Tetrageddon Games is a multifaceted and delightful project from Nathalie Lawhead, one of the participants in my feature about digital mysticism yesterday.
The Tetrageddon portal is a little bit net art, a little bit invitation to open-source collaboration, and a lot strictly delightful, nostalgic play experiences. It encompasses everything from a game called Froggy — this glitchy, gruesome, post-apocalyptic amphibian road war, like Frogger gone bad — to an endearingly-oldschool hovering virtual assistant called MiniByte.
"Tetrageddon Games is a satire of our digital life," Lawhead says in her statement on the game, which won the experimental "Nuovo" category at this year's Independent Games Festival. "I aim to do with games what Monty Python did with humor in terms of ridiculousness, and constant change of themes. It is the internet in the form of a game, as if your browser landed in the web's version of Ripley's Believe It or Not!. It is full of rabbit holes, and waves of bizarre creations that you play with."

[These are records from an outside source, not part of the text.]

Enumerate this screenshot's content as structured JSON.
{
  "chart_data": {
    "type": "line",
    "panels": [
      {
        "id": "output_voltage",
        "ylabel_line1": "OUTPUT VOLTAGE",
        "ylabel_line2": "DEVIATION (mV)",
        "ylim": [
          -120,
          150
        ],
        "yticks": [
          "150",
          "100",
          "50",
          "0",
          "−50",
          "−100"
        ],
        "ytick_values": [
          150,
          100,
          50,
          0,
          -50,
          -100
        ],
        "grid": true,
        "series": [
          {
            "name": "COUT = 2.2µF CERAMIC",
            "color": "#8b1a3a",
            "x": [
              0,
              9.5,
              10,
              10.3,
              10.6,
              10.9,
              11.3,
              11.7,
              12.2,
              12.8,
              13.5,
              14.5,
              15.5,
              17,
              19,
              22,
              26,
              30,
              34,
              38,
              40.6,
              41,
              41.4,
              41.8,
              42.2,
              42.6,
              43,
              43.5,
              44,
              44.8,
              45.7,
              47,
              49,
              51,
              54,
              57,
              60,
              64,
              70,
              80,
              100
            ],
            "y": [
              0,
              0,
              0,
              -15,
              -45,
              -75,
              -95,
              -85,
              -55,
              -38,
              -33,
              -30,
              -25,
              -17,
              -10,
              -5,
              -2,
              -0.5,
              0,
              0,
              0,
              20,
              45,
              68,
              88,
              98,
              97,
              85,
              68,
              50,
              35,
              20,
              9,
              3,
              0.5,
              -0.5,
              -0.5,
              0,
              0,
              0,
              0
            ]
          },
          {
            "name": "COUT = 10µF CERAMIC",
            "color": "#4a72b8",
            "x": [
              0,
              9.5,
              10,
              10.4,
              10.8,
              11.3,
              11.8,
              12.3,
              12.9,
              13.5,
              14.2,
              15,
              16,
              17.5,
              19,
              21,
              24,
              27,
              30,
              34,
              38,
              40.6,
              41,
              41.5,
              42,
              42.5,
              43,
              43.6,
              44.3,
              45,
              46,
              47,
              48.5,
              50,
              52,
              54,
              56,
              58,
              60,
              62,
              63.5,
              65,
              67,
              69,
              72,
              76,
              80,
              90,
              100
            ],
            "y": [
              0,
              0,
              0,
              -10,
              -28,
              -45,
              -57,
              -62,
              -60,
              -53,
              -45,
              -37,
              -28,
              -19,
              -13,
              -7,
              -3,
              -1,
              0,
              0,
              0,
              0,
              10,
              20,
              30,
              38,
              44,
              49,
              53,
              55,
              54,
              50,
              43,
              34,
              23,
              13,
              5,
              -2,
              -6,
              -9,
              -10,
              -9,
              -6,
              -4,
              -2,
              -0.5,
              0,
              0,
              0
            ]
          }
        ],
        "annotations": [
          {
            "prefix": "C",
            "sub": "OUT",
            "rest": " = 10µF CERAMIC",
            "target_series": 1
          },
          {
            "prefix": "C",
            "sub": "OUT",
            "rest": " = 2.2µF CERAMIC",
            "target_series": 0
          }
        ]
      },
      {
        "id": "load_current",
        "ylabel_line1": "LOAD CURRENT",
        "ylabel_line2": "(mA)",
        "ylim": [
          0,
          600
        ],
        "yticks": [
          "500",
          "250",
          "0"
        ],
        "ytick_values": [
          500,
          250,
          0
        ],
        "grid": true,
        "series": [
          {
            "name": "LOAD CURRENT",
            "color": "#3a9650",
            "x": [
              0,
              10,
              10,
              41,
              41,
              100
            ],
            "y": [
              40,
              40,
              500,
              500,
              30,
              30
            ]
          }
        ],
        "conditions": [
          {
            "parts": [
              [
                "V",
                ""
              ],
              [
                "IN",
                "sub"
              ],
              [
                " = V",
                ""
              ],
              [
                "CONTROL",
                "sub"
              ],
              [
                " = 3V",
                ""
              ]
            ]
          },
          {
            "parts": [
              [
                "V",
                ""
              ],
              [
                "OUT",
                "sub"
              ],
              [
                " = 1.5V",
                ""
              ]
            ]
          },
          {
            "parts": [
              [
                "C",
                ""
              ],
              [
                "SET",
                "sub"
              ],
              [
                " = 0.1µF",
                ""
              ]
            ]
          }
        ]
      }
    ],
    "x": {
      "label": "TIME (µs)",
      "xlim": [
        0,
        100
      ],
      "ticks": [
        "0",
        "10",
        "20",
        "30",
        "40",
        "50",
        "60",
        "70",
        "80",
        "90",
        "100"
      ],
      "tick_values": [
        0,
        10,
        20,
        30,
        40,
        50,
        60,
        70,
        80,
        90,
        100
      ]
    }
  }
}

Players are also encouraged to download sourcefiles, modify them or create their own games inspired by the Tetrageddon suite. "I like to think that cooperation is key to evolution. A big part of me wishes that art, or entertainment, would be the same," says Lawhead.
"I think if artists would be more open, and less protective of their work, art would be much more socially relevant," she says. "Realizing that people are no longer happy with being just the consumer, Tetrageddon aims to satisfy the need to play, create, adapt, copy & paste, and build on."
Beyond the novelty of an experiment, Tetrageddon Games is continually surprising, whether experienced in Flash or HTML5. See it for yourself, and share your journey with us!